Once you have LateralAccessDevice installed on your hardware and set up on your network, you may wonder "what now?"

The simplest way to get started is to log in and see what there is to see. When you log in to LAD, on the main menu you will see a list of all your devices (if you have more than nine, the list will spill over to a separate page). LAD will try to figure out the names of the devices (oftentimes using the MAC address), but you can nickname them as you choose, for convenience. As your computers and other networked devices do their thing, the LAD system will automatically detect them and track their activity.

Take a look at the reports, perhaps first looking at the general report on internet usage, and then looking at the reports for individual devices, which can give you an immediate perspective on what is going on. Or, take a look at the DNS logs — you may be surprised at what you find. The DNS logs may be the easiest place to start. From the logs you can limit which domain names an individual computer or device may access by clicking on the "blacklist" icon right in the log.
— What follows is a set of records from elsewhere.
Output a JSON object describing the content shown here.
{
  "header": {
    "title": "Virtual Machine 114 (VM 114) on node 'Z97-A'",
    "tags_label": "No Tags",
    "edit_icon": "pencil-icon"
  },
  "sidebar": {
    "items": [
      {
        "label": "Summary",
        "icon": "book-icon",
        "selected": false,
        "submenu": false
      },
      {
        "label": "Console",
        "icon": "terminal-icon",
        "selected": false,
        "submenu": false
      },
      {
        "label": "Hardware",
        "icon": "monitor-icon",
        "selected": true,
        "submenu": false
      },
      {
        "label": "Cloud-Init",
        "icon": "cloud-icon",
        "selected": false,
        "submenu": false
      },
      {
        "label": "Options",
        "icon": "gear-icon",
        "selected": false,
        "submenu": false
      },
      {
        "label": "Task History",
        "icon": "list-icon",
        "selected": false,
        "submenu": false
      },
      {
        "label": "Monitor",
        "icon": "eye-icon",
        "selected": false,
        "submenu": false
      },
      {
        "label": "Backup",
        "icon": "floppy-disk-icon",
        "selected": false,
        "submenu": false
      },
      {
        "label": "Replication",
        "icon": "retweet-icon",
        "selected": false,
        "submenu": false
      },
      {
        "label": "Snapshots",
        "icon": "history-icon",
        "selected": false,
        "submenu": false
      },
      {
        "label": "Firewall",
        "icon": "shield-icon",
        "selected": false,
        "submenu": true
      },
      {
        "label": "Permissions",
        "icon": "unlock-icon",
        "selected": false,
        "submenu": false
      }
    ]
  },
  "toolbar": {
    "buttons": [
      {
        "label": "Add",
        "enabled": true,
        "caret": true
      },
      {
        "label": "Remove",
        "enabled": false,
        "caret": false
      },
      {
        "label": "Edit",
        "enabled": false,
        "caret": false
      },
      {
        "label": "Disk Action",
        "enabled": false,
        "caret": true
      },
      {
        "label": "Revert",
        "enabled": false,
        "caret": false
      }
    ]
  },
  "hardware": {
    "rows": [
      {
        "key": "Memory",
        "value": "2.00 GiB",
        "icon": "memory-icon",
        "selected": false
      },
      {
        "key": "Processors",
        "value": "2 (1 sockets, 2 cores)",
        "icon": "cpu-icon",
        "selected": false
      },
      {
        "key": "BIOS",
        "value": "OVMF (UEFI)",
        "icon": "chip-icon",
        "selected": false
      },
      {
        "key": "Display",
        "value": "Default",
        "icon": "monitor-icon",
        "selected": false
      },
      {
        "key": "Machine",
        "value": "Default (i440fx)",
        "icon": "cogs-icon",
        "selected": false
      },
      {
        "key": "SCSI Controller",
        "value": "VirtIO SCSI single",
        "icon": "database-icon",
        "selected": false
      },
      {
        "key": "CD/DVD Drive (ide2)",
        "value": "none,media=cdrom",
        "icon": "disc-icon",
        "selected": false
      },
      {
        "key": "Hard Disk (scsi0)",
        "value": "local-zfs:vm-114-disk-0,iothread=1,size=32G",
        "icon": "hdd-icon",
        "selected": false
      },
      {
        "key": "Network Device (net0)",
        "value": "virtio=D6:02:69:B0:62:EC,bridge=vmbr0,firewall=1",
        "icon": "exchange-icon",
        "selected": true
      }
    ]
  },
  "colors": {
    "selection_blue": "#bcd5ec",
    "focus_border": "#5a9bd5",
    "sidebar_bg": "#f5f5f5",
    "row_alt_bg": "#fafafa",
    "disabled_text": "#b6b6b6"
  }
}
You will likely see a lot of domain names corresponding to the various ad networks. It may be a good idea to block them, and not because it is annoying to be bombarded with ads wherever you go (even though it is). Back in 2013 we pioneered research into the dark side of the ad networks with the release of our report "Marketing Cybercrime to Infect America." As we reported back then, hackers have discovered a nifty way to get into your life through the ads that you had no choice but to view when you went on the Internet. While you may think that the online ads are simply digital versions of an print advertisement you might see in a magazine, the truth is that it is far removed and online ads have become pernicious ways to compromise whosoever may see them.

One strategy for handling suspicious domain names is to simply block them and see if anything stops working like it should. If it does, it's simple to unblock. If you don't notice any difference, leave it blocked and don't give it another thought. Another strategy is more pointed: don't like your kids' computer connecting to Facebook when they should be doing homework? You can block the domain name with a click.

You may ask why this process isn't automated. The answer is simple. You are the one who best knows how you use your Internet connection, whether you only use it in the evenings or check email round the clock or have gaming marathons on the weekends. No automated system could know what is normal and what is out of place as well as you do.

Do you need to check reports every day? Well, that is up to you, depending on your needs and circumstances. Many may find it most efficient (and still effective) to click around the reports every so often, just to see if anything odd or out of place catches their eye.